Беспрецедентный результат был омрачен грандиозным количеством недействительных избирательных бюллетеней, приблизительно 140 000 экземпляров признали испорченными потому, что, как говорили некоторые, бюллетени были слишком «заковыристыми». В долгосрочной перспективе, однако, — писал историк Том Девин в «Санди геральд», — победа ШНП была вполне ожидаема. «Думаю, избиратели поступили справедливо, предоставив ШНП шанс. Явка избирателей неуклонно снижается… Победа ШНП показывает, сколь сильно в обществе недовольство лейбористами». Анализируя ситуацию с испорченными бюллетенями, он заметил, что «в конечном счете это не имело важного значения».

Не сумев договориться о коалиции с другими партиями, которые возражали против желания ШНП провести референдум о суверенитете, националисты, которым не хватало 18 голосов для большинства в парламенте (всего 129 депутатов), решили сформировать правительство меньшинства. Шестнадцатое мая — важный день в современной шотландской политике: лидер ШНП Алекс Сэлмонд был приведен к присяге в качестве премьер-министра. Излагая собственную точку зрения на будущее страны, он сказал парламентариям, что хочет создать «новую, существенно более разумную» модель демократии. Двумя неделями ранее, 4 мая, в тревожном ожидании результатов голосования и подтверждения победы ШНП, он размышлял о драматическом и историческом росте популярности национализма.

Думаю, что это намного больше, чем новая Шотландия, изо всех сил пытающаяся родиться. Это — прежде всего изменение в отношении людей к нам, рост уверенности. Это — не просто партийные игры, не просто перемена слагаемых в сумме. Куда больше. И дело не в том, что лейбористы показали худший результат с 1922 года в Шотландии; мы добились наилучшего результата, вот что имеет первостепенную важность.

Восемь лет деволюции обеспечили два явления, которые на первый взгляд представляются очевидно противоречащими друг другу, но если вдуматься, никакого противоречия между ними нет. Во-первых, у людей появилось нетерпение — разочарование в том, что перемены оказались не слишком значительными. А во-вторых, люди убедились, что небо не рухнуло, что кары египетские не постигли нашу отсталую страну, что урожай по-прежнему собирают, дождь продолжает идти, а небо за тучами голубое.

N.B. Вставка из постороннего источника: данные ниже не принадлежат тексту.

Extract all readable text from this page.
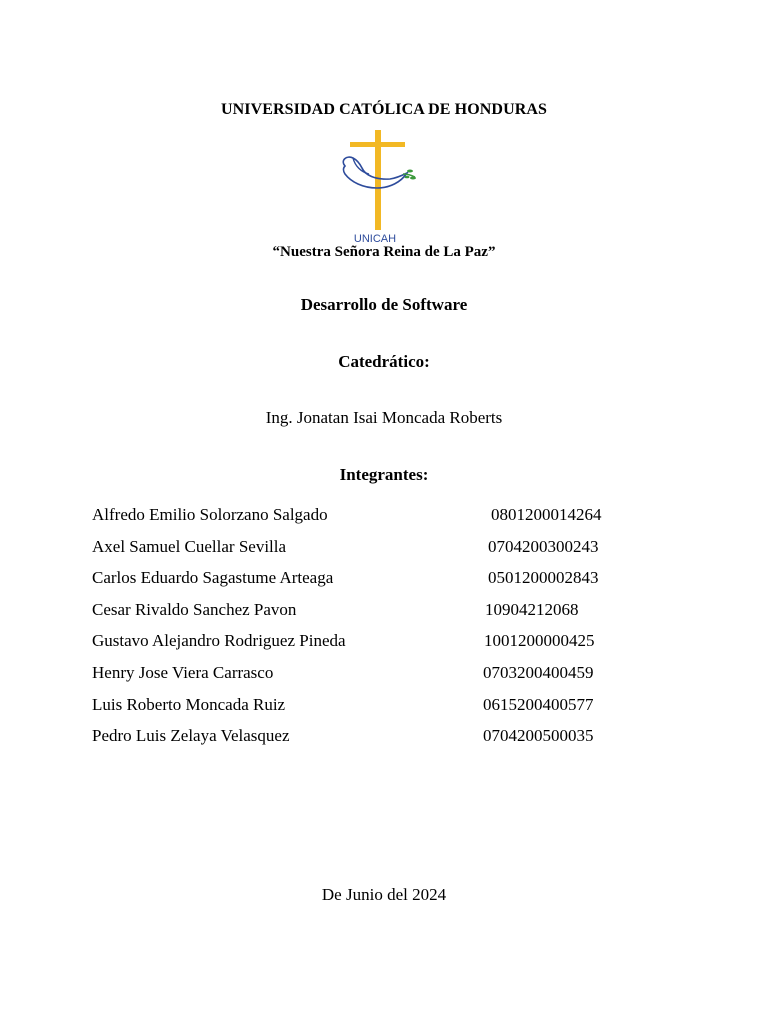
UNIVERSIDAD CATÓLICA DE HONDURAS
UNICAH
“Nuestra Señora Reina de La Paz”
Desarrollo de Software
Catedrático:
Ing. Jonatan Isai Moncada Roberts
Integrantes:
Alfredo Emilio Solorzano Salgado	0801200014264
Axel Samuel Cuellar Sevilla	0704200300243
Carlos Eduardo Sagastume Arteaga	0501200002843
Cesar Rivaldo Sanchez Pavon	10904212068
Gustavo Alejandro Rodriguez Pineda	1001200000425
Henry Jose Viera Carrasco	0703200400459
Luis Roberto Moncada Ruiz	0615200400577
Pedro Luis Zelaya Velasquez	0704200500035
De Junio del 2024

Иными словами, люди возжаждали дальнейших перемен, удостоверившись, что апокалипсиса, вопреки некоторым уверениям, не произошло. Налицо классический случай возрастающих политических ожиданий. И мы ощущаем нетерпение и делаем вывод, что в настоящее время люди ждут действий; и я намереваюсь действовать.

Тем, кто наблюдал за приходом к власти нового правительства, следует простить восторг, отягощенный тревогой за будущее. Закаленный избирательной кампанией журналист Джордж Рози высказался со страниц «Шотландского книжного обозрения» об «американских горках» конституционной политики: «Держитесь крепче, нас ждет немало ухабов».

К. Королев

Шотландия: страницы истории

Автобиография — жанр отчасти, если можно так выразиться, лукавый: сам выбираешь, о каких событиях в жизни стоит упомянуть, а какие можно, по той или иной причине, опустить — и тем самым вольно или невольно вводишь читателя в заблуждение, рисуя свою жизнь в выгодном для себя свете. Особенно это становится очевидно, когда речь заходит не об автобиографии как таковой, а о квази-автобиографии, например, об автобиографии страны, которая представляет собой свод документальных свидетельств, подобранных и скомпонованных таким образом, чтобы отражать не беспристрастный ход истории, а точку зрения на историю составителя подобной квази-автобиографии. И зачастую при таком подходе о многих значимых событиях в жизни той или иной страны говорится разве что мимоходом — или не говорится вообще, другие освещаются пристрастно, третьи удостаиваются незаслуженно пристального внимания, и в итоге целостная картина жизни страны перед взглядом читателя так и не возникает. Разумеется, любое воззрение на историю по определению субъективно, однако нельзя забывать о таком «каркасе», как исторический контекст: если какие-либо события, да еще в автобиографии, оказываются вырванными из этого контекста, целостная картина не сложится ни при каких условиях.